4 · Volcano plot for one cell type#

Plotting effect size against significance for all peaks tested in a single cell type (here CD14 monocytes) gives the familiar volcano view of differential accessibility.

# Differential accessibility for one cell type as an omicverse volcano plot.
ct = 'CD14 Mono'
res = markers[markers['group'] == ct].copy()
res = res.set_index('feature')
res['sig'] = np.where((res['fdr'] < 0.05) & (res['log2_fc'] > 1), 'up',
              np.where((res['fdr'] < 0.05) & (res['log2_fc'] < -1), 'down', 'normal'))
ov.pl.volcano(res, pval_name='fdr', fc_name='log2_fc', pval_threshold=0.05,
              fc_max=1.0, fc_min=-1.0, plot_genes_num=8,
              title=f'{ct} - differential accessibility')
plt.show()

🌋 Volcano Plot Analysis:
   Total genes: 107194
   ↗️  Upregulated genes: 39703
   ↘️  Downregulated genes: 23391
   ➡️  Non-significant genes: 44100
   🎯 Total significant genes: 63094
   log2_fc range: -17.75 to 17.59
   fdr range: 0.00e+00 to 1.00e+00

⚙️  Current Function Parameters:
   Data columns: pval_name='fdr', fc_name='log2_fc'
   Thresholds: pval_threshold=0.05, fc_max=1.0, fc_min=-1.0
   Plot size: figsize=(4, 4)
   Gene labels: plot_genes_num=8, plot_genes_fontsize=10
   Custom genes: None (auto-select top genes)

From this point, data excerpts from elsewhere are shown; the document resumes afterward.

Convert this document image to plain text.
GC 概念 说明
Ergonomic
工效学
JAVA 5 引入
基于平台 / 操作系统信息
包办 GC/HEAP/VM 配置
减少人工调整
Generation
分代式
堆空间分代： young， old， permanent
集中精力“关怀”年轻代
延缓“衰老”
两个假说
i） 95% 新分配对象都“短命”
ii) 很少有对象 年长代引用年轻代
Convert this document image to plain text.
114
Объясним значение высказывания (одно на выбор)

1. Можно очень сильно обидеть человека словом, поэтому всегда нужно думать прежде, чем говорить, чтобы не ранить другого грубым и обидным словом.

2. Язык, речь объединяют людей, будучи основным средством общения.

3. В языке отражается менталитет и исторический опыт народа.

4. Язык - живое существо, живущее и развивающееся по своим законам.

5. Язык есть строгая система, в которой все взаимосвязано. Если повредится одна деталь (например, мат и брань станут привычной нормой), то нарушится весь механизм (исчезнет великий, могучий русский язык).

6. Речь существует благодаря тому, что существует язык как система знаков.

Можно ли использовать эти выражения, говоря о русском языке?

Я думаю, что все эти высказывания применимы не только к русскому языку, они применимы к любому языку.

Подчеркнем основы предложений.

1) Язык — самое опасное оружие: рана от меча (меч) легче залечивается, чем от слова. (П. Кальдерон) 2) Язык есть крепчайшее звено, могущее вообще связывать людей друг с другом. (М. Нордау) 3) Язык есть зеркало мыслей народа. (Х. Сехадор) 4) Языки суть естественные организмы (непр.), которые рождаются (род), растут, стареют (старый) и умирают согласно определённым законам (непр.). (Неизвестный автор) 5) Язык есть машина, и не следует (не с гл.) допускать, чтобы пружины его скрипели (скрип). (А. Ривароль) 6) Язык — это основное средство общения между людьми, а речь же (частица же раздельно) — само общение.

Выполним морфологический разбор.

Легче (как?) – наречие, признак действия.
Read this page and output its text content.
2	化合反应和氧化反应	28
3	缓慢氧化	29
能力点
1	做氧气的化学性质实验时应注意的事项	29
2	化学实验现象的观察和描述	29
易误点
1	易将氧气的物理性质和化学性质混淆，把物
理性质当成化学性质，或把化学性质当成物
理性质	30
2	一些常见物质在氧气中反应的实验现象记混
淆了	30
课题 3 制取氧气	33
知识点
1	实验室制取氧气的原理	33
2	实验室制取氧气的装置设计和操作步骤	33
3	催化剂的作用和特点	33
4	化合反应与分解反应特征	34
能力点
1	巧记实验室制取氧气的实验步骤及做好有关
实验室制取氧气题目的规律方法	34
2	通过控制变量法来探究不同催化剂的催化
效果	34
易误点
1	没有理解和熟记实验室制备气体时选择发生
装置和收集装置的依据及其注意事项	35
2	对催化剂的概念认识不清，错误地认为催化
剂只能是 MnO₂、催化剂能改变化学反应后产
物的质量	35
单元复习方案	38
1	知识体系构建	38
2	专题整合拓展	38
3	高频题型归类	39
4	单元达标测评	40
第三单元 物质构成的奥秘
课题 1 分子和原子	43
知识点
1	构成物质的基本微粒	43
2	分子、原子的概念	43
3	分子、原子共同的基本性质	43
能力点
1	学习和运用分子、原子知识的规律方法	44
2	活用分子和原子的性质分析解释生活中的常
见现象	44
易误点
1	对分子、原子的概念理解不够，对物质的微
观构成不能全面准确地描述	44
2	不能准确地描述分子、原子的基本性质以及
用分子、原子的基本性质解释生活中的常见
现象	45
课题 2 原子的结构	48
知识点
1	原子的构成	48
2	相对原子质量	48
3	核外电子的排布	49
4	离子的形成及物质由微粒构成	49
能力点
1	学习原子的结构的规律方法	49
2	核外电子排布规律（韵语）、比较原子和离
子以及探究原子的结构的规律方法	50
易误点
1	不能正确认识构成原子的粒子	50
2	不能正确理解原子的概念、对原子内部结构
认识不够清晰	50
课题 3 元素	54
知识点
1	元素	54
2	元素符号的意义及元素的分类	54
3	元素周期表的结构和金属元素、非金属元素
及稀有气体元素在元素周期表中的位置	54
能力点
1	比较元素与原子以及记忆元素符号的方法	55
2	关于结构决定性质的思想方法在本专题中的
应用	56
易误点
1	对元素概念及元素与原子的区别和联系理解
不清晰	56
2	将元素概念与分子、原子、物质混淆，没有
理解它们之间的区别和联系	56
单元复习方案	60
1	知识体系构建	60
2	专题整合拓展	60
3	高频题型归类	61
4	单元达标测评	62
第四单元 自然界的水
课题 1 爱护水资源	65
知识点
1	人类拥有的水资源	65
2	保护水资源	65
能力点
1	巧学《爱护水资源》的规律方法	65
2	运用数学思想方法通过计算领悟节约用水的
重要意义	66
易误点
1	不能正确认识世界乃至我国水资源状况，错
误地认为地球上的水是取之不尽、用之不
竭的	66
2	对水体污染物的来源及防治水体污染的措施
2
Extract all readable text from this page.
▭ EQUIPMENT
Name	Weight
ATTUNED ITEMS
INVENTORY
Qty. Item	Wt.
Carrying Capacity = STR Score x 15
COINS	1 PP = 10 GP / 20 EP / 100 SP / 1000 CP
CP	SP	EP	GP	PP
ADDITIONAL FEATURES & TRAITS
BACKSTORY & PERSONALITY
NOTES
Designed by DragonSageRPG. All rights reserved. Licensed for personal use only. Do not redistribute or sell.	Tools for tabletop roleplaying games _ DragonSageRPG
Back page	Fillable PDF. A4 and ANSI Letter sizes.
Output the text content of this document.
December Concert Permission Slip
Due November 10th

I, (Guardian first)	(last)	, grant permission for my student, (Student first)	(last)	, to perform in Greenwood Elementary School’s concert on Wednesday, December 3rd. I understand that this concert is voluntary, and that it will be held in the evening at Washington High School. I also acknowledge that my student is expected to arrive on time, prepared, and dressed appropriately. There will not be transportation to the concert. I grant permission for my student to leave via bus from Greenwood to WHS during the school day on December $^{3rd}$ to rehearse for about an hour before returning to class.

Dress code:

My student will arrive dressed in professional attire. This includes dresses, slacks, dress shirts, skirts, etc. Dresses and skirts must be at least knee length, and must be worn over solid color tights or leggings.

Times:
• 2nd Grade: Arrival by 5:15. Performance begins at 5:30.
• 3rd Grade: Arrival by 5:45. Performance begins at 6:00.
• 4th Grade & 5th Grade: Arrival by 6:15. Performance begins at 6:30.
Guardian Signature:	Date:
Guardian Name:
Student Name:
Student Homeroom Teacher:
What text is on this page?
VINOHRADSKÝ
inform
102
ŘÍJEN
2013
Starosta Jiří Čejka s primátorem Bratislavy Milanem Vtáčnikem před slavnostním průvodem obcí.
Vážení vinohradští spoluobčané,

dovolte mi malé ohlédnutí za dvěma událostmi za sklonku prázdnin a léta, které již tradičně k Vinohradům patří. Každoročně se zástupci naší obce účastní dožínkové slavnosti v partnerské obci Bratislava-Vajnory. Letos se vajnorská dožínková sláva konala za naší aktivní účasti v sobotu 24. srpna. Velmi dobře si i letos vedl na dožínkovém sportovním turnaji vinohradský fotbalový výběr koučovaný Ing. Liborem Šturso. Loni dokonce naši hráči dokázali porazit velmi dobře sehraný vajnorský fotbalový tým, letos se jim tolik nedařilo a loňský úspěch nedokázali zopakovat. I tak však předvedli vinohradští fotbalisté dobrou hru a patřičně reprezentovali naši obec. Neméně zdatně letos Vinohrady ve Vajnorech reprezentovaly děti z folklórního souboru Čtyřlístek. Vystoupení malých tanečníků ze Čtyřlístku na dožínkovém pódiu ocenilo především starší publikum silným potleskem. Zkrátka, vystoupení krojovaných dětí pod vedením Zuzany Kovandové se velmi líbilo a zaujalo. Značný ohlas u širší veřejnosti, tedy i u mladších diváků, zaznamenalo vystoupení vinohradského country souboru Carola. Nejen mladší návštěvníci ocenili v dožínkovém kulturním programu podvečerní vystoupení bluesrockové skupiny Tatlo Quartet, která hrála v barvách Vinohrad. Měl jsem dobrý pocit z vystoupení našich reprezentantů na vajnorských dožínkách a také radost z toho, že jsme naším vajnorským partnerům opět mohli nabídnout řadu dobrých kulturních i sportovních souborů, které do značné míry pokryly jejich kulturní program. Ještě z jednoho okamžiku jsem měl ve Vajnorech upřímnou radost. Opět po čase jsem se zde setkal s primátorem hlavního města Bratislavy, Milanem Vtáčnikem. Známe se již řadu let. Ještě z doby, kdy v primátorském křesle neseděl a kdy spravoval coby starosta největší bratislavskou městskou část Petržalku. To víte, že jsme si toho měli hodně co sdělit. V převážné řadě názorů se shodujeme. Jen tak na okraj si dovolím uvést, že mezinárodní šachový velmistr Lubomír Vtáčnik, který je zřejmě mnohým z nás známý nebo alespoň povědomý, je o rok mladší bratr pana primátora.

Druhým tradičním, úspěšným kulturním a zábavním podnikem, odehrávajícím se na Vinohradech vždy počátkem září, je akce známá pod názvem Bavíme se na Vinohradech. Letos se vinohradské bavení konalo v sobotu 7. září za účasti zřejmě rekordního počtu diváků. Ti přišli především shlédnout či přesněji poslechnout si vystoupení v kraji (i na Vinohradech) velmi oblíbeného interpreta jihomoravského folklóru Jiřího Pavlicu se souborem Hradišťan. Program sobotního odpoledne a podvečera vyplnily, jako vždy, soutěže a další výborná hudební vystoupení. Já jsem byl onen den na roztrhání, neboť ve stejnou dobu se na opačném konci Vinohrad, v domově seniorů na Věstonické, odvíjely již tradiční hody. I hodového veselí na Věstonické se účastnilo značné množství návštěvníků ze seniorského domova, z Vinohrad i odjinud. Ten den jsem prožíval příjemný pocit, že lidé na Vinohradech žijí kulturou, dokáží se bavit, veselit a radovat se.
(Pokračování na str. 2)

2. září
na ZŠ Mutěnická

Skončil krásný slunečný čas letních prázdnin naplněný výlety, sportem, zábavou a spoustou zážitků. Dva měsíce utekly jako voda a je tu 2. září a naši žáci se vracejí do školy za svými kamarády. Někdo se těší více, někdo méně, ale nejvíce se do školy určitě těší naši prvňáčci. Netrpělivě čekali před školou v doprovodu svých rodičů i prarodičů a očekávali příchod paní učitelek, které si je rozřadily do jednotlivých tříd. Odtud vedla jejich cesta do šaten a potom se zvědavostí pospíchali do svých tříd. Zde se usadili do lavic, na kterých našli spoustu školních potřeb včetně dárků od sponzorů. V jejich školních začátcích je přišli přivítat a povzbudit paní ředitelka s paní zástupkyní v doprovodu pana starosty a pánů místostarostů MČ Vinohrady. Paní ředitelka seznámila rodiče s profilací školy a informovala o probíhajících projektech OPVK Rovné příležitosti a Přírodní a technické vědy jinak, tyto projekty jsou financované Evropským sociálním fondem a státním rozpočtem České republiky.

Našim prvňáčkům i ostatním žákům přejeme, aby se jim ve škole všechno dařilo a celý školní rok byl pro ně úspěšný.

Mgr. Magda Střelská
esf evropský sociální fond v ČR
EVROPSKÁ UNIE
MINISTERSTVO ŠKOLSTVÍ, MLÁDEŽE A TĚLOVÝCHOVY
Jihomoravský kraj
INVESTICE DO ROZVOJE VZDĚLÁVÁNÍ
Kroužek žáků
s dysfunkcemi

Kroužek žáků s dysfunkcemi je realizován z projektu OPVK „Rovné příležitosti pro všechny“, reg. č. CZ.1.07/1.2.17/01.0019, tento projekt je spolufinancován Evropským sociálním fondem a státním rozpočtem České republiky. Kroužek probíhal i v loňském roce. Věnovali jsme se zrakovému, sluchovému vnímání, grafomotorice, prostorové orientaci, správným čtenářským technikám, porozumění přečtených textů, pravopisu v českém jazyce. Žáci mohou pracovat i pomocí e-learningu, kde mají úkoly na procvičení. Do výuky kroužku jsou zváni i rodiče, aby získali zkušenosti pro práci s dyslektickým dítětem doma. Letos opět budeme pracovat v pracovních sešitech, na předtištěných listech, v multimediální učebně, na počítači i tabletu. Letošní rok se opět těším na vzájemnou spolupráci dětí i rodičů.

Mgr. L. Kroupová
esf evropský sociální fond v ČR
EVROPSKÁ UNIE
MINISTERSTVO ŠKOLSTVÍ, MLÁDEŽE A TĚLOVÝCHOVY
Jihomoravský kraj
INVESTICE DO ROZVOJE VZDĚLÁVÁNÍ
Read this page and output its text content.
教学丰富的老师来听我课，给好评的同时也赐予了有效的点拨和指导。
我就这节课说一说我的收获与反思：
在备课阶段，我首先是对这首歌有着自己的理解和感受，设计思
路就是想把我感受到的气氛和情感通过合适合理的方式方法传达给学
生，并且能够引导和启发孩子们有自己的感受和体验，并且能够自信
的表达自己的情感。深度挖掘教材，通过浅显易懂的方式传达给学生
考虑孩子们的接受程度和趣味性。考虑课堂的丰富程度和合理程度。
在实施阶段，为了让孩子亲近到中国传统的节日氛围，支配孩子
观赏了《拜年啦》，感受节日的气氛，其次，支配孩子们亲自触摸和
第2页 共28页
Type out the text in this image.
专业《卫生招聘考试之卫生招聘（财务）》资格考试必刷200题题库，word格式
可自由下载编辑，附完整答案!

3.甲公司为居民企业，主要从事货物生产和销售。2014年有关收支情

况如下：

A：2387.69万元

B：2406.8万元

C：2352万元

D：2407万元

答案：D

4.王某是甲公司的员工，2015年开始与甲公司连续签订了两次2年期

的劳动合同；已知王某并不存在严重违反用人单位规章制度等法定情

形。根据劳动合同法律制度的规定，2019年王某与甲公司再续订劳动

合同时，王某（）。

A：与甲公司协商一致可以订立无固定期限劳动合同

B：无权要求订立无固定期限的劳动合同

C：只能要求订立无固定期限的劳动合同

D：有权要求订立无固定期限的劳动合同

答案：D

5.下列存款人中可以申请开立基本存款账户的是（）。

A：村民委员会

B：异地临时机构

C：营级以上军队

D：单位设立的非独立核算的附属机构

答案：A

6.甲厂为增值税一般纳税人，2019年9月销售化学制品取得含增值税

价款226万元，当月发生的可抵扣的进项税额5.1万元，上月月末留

💡 Parameter Optimization Suggestions:
   ▶ Wide fold change range detected:
     Current: fc_max=1.0, fc_min=-1.0
     Suggested: fc_max=3.8, fc_min=-4.0

   📋 Copy-paste ready function call:
   ov.pl.volcano(result, pval_name='fdr', fc_name='log2_fc', fc_max=3.8, fc_min=-4.0)
────────────────────────────────────────────────────────────

../_images/65ac99fd48239a71df02a078cbfca6780cf982af3cdbd9ebe35b2e36588ff96b.png

5 · Marker accessibility dotplot#

Taking the top marker peaks across cell types and rendering them as an omicverse dotplot produces a block-diagonal pattern — each set of marker peaks is specific to its cell type.

# Top marker peaks per cell type as an omicverse dotplot (peaks as features).
topn = (sig.sort_values('log2_fc', ascending=False).groupby('group').head(5))
peaks = topn['feature'].unique().tolist()
ov.pl.dotplot(atac, var_names=peaks, groupby='cell_type', use_raw=False,
              standard_scale='var', show=False)
plt.show()

../_images/fc539d323eb5bdecc49b3521ce4f19531eeea16de8179737387a98c088522671.png

Summary#

stage	function
marker peaks per group	`ov.epi.tl.find_marker_features`
peak → nearest gene	Gencode annotation (`ov.epi.data.hg38.annotation`)
differential accessibility	volcano of `log2_fc` vs `fdr`

find_marker_features works equally on a peak matrix, a gene-score matrix or gene expression — so the same call ranks marker peaks, marker gene-activities, or marker genes. For two-group designs with replicates, ov.epi.tl.differential_peaks offers a pseudobulk pyDESeq2 test.